E' tempo di riflessione
Alla ricerca di strumenti per il dialogo con tutti.
Forse il nostro tempo non possiede ancora gli strumenti e le parole per comprendere la portata del dialogo tra onesti, poveri di spirito, capace di donarsi, di vivere per l’altro. Il dialogo insegna che solo vivendo per l’altro si da senso alla propria vita. Esso dimostra che l’attesa dell’avere si esaurisce nella gratuità del proprio dare. Abbiamo bisogno di schiudere orizzonti altri se vogliamo avere uomini nuovi. Un pensiero va alle nuove generazioni che cercano, attraverso sentieri tortuosi, l’ esperienza necessaria che dà senso ai loro orizzonti, diversamente da quei giovani che, fagocitati dall’illusione del facile benessere e dall’ignoranza di vivere per l’altro, corrono verso gli abissi di un’infelice esistenza. La politica non è mai esistita nelle contrade del disperso paesone che ormai ha rinunciato ad esistere, ha scelto la via del vegetare. Noi sappiamo che vi saranno, tra poco , uomini capaci di esprimere un decente pensiero politico. Questi che ancora resistono hanno rinunciato da tempo ad essere uomini perché hanno sposato lo squallore dell’arido individuo. Per essere persone bisogna avere ricche relazioni di umanità e spiritualità, patrimonio solo di persone in dialogo.
Bisogna ripensare ad un modello di comunità che sappia donarsi in comunione.
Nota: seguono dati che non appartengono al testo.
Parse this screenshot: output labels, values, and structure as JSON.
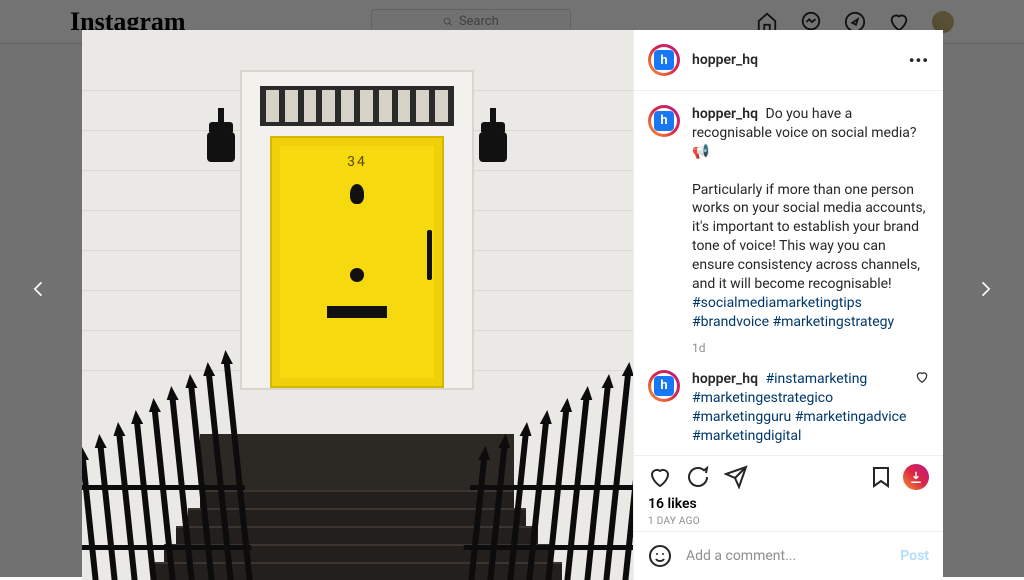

Un cammino faticoso, difficile, se non si ha il coraggio di aprirsi totalmente e reciprocamente all’altro. Ciò sarà possibile se siamo in grado di comprendere che la singola persona deve realizzare la propria comunione tra il suo essere esistenziale e il suo essere spirituale, dopo aprirsi totalmente alla comunità di comunione. Alla base di questo progetto di vita vi deve essere la convinzione che il pluralismo è solo l’ipostasi dell’unità ontologica dalla quale tutti deriviamo, questa la famosa condizione del “già dato ma non ancora “ Una condizione che implica un “Sapere” il cui orizzonte viene ad essere capovolto, dal suo essere orizzontale a quello verticale. Se non abbiamo la capacità di realizzare questa rivoluzione, non avremo mai la gioia di partecipare al dialogo tra i saperi. Il nostro paesone, nel tempo, ha avuto la sfortuna di essere lapidato e sgovernato, mai nessuno- anzi qualcuno fu sfiduciato perché onesto- ha avuto la sensibilità di uno sguardo oltre la sua miseria morale e intellettuale. Noi diciamo a costoro, abbiate il coraggio di confrontarvi, non nascondetevi all’altro, perché chiunque esso sia ha sempre qualcosa da insegnare. Inaugurare la stagione del dialogo nel nostro paesone sarebbe una dimensione educativa –sconosciuta ma antica- che potrebbe segnare l’inizio del passaggio da individuo a persona e sognare di diventare città. Noi crediamo che la lealtà, l’impegno, l’onestà, possano cambiare la nostra condizione esistenziale. Ma esistono ancora queste categorie dello spirito? Nel libro di Ezechiele si legge -33,8- “Se tu non parli al malvagio, perché desista dalla sua condotta, della sua morte domanderò conto a te.” Questo è il cristianesimo sconosciuto, ma da scoprire. Una grande ipocrisia veste lo squallore del paesone le cui vestali, al servizio del male , presto si accorgeranno di essere state usate dai “malvagi” di turno. Quando accadrà chiederanno di far parte della società degli onesti, allora sorgerà un primo dialogo, forse, forse. A presto dovrà soffiare una portentosa tempesta di onestà, che dovrà spazzare via i malvagi nelle tenebre dell’oblio ove nessuno più si ricorderà di loro. I figli si vergogneranno di loro- come già accaduto per qualcuno- per una ricchezza accomunata in modo disonesto e rubando, rubando, facendone del ladrocinio la professione per eccellenza. Povera gente, non si rendono conto che :“ chi di spada ferisce di spada perisce”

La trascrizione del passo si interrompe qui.